The petition that was set up after the felling started has been signed by over 300 people. The comments show that many people feel passionately about the trees. Here are just a few examples: “any school could build a MUGA, but many would be jealous of Wolsingham’s setting, surrounded as it is by acres of greenery and mature trees.” “To remove these trees is a disgrace! My son attends as have all of my children, myself, my partner, sister, etc. and I feel very strongly about the removal of these trees. Our history is being removed bit by bit and for what??” “I think it will be a scandal and disgrace if these lovely trees are lost from the school grounds – they are themselves a wonderful outdoor resource for the children and must be incorporated in the plans for the site and the school curriculum.” 300 people writing letters to the planning department before permission was granted could have made all the difference.

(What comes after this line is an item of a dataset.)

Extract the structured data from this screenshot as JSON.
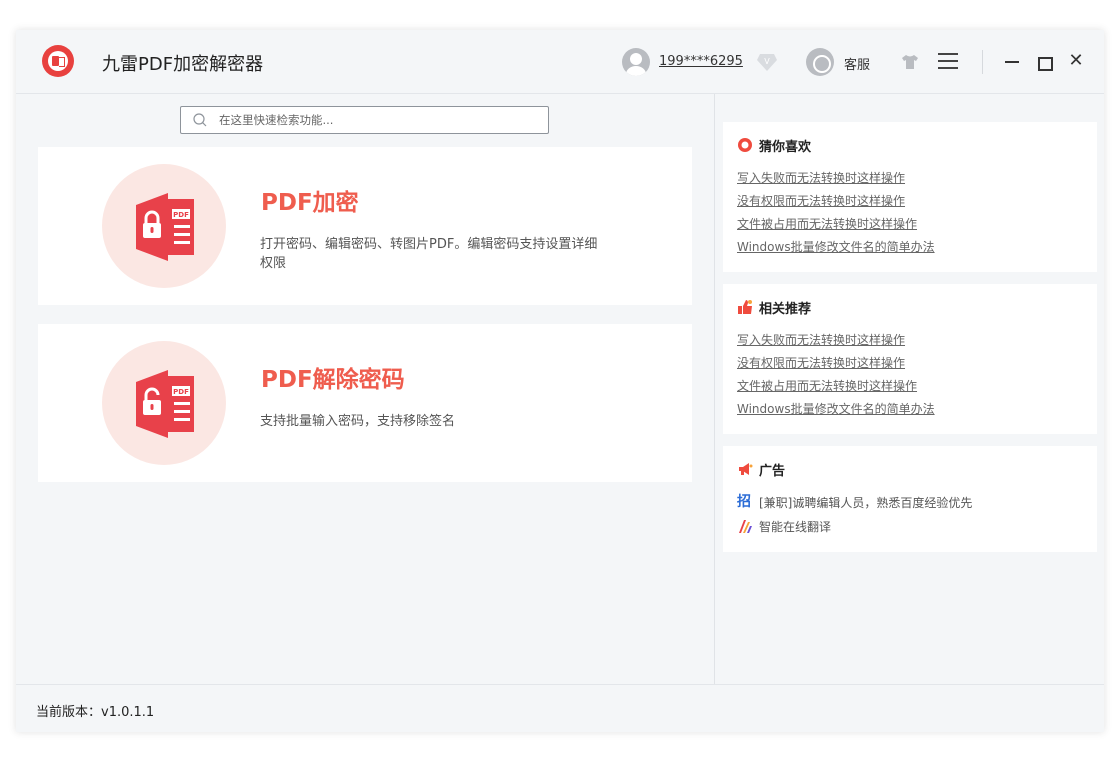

Once upon a time, I lived in Southend in Essex. There was utter outrage from the local media and the public when a line of very mature trees was felled to make way for road improvements. I knew the Conservation Officer for Southend Council very well, and he said to me before the felling, with genuine sadness, “no amount of protesting can change this now, but if the public had expressed themselves before permission was granted, it could have been stopped”. The problem is that planning is a boring and complex business, public meetings are boring, but once the decision has been made, there’s a “bad decision” to latch on to, a controversy for the press to write stories about, and people find out and get angry only when it is too late to influence the outcome.